This study used rats and postmortem human hippocampal tissue to show that there are two proteins in inverse relationships to each other that are involved in major depressive disorder (MDD). They are both fibroblast growth factors (FGF) specifically FGF2 and FGF9. FGF2 is decreased (http://www.ncbi.nlm.nih.gov/pubmed/25079902) in postmortem tissue of depressed individuals and FGF9 in increased. Also in rats, the same thing is seen. In rats if FGF9 levels are increased experimentally, they start showing symptoms of depression, and localized blockade of FGF9 reduces depression and anxiety symptoms. Also, “chronic social defeat stress” (an animal model recapitulating some aspects of MDD) in rats increases FGF9 levels.
What are FGF2 and 9? They are growth factors, produced by the cells of the body and the brain. They are involved in the proliferation and differentiation of somatic cells and neurons. They are important and key factors in the growth, differentiation and development of the brain. (The regulation of FGFs expression as well as of their receptors during development presumably plays a critical role in cell-cell signaling among neurons, astrocytes and microglia in the immature human brain: http://www.med.unibs.it/~airc/pdf/fgf%20human%20brain.pdf)
Important in the growth and development and differentiation of the brain, changed in depression, changed when depression is induced, and in normal controls, levels are different than in people with MDD. All good reasons to think of them as good targets for treatment and as markers for MDD.
Original Article: http://www.pnas.org/content/early/2015/09/02/1510456112
Fibroblast growth factor 9 is a novel modulator of negative affect
Molecular mechanisms mediating negative emotion and contributing to major depression remain elusive: here, we present evidence implicating fibroblast growth factor 9 (FGF9) as a key mediator. We use whole-transcriptome studies of postmortem human tissue to demonstrate that FGF9 is elevated in depression. Reverse translation animal studies demonstrate that both endogenous and exogenous FGF9 promotes anxiety- and depression-like behavior. Conversely, localized blockade of endogenous FGF9 expression decreases anxiety behavior. To our knowledge, this paper is the first description of hippocampal FGF9 function and the first evidence implicating FGF9 in negative affect. Thus, FGF9 represents a novel target for treating affective disorders. Moreover, our findings suggest that FGF2 and FGF9 work in functional opposition; we hypothesize that the balance between FGF factors may prove critical for optimal regulation of mood.

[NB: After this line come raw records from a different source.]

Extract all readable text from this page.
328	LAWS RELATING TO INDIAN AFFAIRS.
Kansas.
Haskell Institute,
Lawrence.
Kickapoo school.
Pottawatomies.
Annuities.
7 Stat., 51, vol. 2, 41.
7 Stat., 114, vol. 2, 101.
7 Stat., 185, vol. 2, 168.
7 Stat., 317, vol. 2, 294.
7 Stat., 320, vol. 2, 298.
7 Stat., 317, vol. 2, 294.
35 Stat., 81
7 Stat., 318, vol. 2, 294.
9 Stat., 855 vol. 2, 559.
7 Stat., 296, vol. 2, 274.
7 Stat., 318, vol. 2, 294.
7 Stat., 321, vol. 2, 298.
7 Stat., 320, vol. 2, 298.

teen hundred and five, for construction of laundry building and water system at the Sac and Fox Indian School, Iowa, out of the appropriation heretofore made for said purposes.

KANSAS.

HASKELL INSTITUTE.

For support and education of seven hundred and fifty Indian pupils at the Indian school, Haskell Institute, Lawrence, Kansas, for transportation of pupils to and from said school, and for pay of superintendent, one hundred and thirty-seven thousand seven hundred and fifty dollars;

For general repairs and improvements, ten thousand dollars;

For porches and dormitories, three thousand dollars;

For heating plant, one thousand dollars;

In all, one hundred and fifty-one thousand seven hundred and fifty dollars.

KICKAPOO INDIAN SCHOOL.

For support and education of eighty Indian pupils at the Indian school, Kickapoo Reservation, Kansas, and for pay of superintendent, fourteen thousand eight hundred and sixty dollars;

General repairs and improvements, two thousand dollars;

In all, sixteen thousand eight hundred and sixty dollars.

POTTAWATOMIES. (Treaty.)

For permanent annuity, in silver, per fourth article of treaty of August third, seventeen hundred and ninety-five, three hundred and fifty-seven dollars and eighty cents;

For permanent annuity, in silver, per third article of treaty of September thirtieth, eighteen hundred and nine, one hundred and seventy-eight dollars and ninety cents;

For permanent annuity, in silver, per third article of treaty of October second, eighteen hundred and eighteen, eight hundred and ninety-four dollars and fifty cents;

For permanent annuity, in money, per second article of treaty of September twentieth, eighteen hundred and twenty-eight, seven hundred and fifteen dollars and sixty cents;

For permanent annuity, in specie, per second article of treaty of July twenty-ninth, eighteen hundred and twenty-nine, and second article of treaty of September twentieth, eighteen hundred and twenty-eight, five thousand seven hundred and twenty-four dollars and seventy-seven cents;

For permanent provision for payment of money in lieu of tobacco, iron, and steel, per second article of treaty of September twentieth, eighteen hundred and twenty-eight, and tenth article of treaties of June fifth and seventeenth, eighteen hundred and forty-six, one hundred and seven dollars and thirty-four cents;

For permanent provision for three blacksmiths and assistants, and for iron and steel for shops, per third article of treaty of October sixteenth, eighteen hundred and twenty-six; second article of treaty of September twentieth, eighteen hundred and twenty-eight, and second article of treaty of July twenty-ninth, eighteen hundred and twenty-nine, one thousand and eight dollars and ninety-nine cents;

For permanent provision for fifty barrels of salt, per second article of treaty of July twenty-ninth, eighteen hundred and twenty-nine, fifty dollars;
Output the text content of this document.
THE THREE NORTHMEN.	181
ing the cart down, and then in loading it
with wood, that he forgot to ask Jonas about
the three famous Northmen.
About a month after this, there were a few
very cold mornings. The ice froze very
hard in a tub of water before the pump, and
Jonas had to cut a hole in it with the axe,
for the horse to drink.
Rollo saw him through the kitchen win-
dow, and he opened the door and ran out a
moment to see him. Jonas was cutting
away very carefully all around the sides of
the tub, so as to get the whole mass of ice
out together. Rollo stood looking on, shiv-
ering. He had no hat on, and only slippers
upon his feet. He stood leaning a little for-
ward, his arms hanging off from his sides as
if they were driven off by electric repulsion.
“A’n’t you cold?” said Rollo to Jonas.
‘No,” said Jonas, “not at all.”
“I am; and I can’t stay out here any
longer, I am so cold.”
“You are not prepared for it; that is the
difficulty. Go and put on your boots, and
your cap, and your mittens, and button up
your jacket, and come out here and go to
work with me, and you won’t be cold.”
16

Both gene expression profiling in postmortem human brain and studies using animal models have implicated the fibroblast growth factor (FGF) family in affect regulation and suggest a potential role in the pathophysiology of major depressive disorder (MDD). FGF2, the most widely characterized family member, is down-regulated in the depressed brain and plays a protective role in rodent models of affective disorders. By contrast, using three microarray analyses followed by quantitative RT-PCR confirmation, we show that FGF9 expression is up-regulated in the hippocampus of individuals with MDD, and that FGF9 expression is inversely related to the expression of FGF2. Because little is known about FGF9’s function in emotion regulation, we used animal models to shed light on its potential role in affective function. We found that chronic social defeat stress, an animal model recapitulating some aspects of MDD, leads to a significant increase in hippocampal FGF9 expression, paralleling the elevations seen in postmortem human brain tissue. Chronic intracerebroventricular administration of FGF9 increased both anxiety- and depression-like behaviors. In contrast, knocking down FGF9 expression in the dentate gyrus of the hippocampus using a lentiviral vector produced a decrease in FGF9 expression and ameliorated anxiety-like behavior. Collectively, these results suggest that high levels of hippocampal FGF9 play an important role in the development or expression of mood and anxiety disorders. We propose that the relative levels of FGF9 in relation to other members of the FGF family may prove key to understanding vulnerability or resilience in affective disorders.